Observation data (Epoch J2000)
- Constellation: Hercules
- Right ascension: 18^{h} 19^{m} 26.55^{s}
- Declination: +38° 45′ 01.8″
- Redshift: 0.54
- Type: EmG
- Notable features: Most variable quasar radio source

Other designations
- QSO J1819+3845, QSO B1817+387, QSO 1817+387, MITG J181925+3844

= QSO J1819+3845 =

Galaxy in the constellation Hercules

QSO J1819+3845 is a quasar notable for being the most variable known extragalactic radio source. This quasar shows variations of factors of four or more on a timescale of hours.

The variations have been shown to be due to scattering in the interstellar medium (ISM). This quasar furnished the elegant proof of the role of scattering due to the ISM, or interstellar scintillation, by showing a time delay in arrival between the signal at widely spaced telescopes (in the US and Netherlands).

Interstellar scintillation is the observed effect of interference and refractive phenomena due to the ISM. It can be thought of as the ISM focusing and defocusing the radio waves from the source, producing a pattern of dark and bright patches, rather like light and dark patches at the bottom of a fish pond. As the Earth moves through these patches we observe a temporal variation in the radio intensity (like a fish swimming through light and dark patches).

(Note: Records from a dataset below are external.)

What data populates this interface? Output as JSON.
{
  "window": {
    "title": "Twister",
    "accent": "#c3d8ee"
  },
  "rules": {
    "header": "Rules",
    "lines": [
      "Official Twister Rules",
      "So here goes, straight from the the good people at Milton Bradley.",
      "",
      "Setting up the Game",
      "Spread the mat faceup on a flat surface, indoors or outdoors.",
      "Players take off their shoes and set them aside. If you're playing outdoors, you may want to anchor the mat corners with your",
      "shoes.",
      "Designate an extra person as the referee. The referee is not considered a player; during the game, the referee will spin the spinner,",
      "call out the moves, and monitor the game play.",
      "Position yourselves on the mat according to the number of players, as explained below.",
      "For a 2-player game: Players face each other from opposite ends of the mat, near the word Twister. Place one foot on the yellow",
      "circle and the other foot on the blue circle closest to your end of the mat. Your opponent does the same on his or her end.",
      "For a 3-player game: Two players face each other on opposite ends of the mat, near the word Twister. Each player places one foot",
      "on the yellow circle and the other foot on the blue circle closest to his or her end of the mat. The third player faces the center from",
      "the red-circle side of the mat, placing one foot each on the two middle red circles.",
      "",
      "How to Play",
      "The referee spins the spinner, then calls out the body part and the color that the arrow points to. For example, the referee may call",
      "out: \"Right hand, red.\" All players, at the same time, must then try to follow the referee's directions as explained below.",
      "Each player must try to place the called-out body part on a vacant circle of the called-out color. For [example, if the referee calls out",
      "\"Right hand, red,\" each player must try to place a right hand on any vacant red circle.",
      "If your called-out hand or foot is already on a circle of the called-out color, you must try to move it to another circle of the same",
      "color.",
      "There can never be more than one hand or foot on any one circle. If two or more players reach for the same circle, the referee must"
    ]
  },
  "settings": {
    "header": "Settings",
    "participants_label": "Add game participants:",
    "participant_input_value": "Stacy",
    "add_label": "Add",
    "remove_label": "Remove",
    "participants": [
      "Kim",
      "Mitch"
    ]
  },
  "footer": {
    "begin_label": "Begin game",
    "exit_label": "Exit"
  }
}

If the standard theory of diffractive scintillation is assumed to apply, ground-based radio traces would seem to require that J1819+3845 contains a component that must be less than about 5 microarcseconds across; this would require its temperature to be in excess of 10^{15} K. However, the scintillation may perhaps be interpreted as being due to an unusual piece of intervening interstellar medium.

Nonetheless, its importance lies in having proved the importance of interstellar scintillation in creating the observed variations in brightness in at least some quasars, which had been the subject of some discussion.